By Alec Anderson, P.E., Regional Sales Manager, Tensar International Corp.
When soft soils are encountered on a jobsite, many contractors automatically turn to the same solutions they’ve always used. However, their go-to method may not be the cheapest or fastest and could cost them more in material costs or lost time on the jobsite. Take for example this recent project in Seattle, Wash.
A contractor was building an access road over historic marshland when the crew encountered a high water table and 10–15 feet (3.0–4.6 m) of soft soils. The original solution to stabilize the subgrade used a nonwoven geotextile and 2–3 feet (0.6–0.9 m) of rock. But the roads quickly rutted and became unserviceable for dump trucks. Time was of the essence since the access road was critical for transporting a necessary drill rig. Lost productivity was the last thing they needed.

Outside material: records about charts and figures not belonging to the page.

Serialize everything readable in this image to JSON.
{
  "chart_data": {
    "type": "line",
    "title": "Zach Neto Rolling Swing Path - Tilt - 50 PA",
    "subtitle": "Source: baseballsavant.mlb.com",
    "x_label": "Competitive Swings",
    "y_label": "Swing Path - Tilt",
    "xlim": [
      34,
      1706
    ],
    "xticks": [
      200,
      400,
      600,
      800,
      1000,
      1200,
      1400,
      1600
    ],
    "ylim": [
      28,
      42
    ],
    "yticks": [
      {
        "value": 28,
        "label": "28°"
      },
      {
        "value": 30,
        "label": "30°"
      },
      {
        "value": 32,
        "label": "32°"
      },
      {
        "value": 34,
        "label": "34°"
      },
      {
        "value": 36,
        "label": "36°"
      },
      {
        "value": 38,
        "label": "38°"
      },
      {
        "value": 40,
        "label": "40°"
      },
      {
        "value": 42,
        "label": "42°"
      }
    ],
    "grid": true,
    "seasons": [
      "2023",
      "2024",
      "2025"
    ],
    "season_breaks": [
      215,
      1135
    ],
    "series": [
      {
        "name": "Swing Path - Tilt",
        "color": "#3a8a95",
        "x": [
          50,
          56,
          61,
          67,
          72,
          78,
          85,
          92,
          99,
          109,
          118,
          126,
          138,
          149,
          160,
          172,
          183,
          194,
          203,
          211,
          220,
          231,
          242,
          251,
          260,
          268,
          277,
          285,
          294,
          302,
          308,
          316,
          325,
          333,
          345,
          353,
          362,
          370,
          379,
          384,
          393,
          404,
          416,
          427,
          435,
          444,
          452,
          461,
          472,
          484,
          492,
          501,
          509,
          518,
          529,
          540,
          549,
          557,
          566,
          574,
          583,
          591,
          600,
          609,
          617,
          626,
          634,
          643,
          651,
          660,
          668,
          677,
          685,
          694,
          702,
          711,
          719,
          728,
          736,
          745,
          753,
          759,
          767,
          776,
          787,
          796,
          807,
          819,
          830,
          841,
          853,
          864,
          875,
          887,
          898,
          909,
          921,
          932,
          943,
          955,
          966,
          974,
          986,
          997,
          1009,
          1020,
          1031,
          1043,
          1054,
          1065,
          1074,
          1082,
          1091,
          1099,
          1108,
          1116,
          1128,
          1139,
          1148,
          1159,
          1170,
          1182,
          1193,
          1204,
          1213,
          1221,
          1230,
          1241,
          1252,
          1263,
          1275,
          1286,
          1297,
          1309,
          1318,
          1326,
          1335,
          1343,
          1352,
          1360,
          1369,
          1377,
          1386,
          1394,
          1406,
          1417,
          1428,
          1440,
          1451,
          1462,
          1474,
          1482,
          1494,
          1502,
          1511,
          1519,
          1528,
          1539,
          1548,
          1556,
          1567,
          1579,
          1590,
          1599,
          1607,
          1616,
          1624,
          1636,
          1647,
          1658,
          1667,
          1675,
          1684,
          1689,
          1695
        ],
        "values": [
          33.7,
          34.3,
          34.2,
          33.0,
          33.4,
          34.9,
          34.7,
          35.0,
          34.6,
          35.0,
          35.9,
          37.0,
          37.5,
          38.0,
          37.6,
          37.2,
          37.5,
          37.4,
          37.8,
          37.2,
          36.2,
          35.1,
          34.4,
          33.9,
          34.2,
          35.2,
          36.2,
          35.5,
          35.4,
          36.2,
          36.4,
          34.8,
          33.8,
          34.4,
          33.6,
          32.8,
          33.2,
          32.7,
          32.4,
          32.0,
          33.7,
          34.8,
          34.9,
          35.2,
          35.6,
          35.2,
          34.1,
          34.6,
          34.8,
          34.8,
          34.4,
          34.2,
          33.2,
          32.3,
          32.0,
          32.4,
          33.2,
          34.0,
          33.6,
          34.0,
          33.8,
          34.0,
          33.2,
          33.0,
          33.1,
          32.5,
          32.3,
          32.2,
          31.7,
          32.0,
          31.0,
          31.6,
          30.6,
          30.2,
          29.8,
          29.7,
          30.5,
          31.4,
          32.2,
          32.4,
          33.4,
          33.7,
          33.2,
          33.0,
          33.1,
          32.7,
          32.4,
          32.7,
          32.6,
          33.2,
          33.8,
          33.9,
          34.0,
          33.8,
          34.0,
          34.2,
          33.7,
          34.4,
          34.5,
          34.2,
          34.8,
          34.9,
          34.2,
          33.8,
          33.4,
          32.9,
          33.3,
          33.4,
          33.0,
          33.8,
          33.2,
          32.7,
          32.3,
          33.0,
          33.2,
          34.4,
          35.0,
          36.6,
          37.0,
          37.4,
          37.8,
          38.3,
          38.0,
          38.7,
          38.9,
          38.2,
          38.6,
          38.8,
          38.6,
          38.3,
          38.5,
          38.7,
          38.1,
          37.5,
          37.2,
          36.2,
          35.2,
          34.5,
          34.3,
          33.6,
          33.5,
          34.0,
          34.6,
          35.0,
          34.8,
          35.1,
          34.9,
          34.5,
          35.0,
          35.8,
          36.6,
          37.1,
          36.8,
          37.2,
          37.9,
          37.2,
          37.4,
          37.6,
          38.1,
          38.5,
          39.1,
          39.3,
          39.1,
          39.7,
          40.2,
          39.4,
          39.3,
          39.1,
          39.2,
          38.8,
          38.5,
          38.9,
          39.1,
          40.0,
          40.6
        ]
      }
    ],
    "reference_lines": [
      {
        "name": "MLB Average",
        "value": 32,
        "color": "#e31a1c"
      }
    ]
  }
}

Many assume that geotextiles are a great solution to stop rutting because they equate high tensile strength with better in-ground performance. However, when it comes to soil stabilization, meaning the ground will endure intermittent loads applied from above (like heavy dump trucks), tensile strength won’t get you very far. It has been widely documented that the ability to confine granular fill materials is the key to higer performance.
The contractor contacted Tensar International Corp., which offered a soil stabilization option using geogrid. A stabilization geogrid has apertures (openings) that allow granular materials to interlock. This interlock confines the granular particles to keep them from spreading laterally when loads are applied from above. Therefore, a stabilization geogrid is recommended for applications such as roadways; a stiffer stabilized layer resists rutting and improves bearing capacity. A geotextile can’t provide the necessary interlock, which is why performance suffers.
The geogrid’s design not only reduced the required aggregate thickness but also allowed the use of 0.75-inch (19-mm) aggregate instead of the expensive ballast rock needed with geotextiles.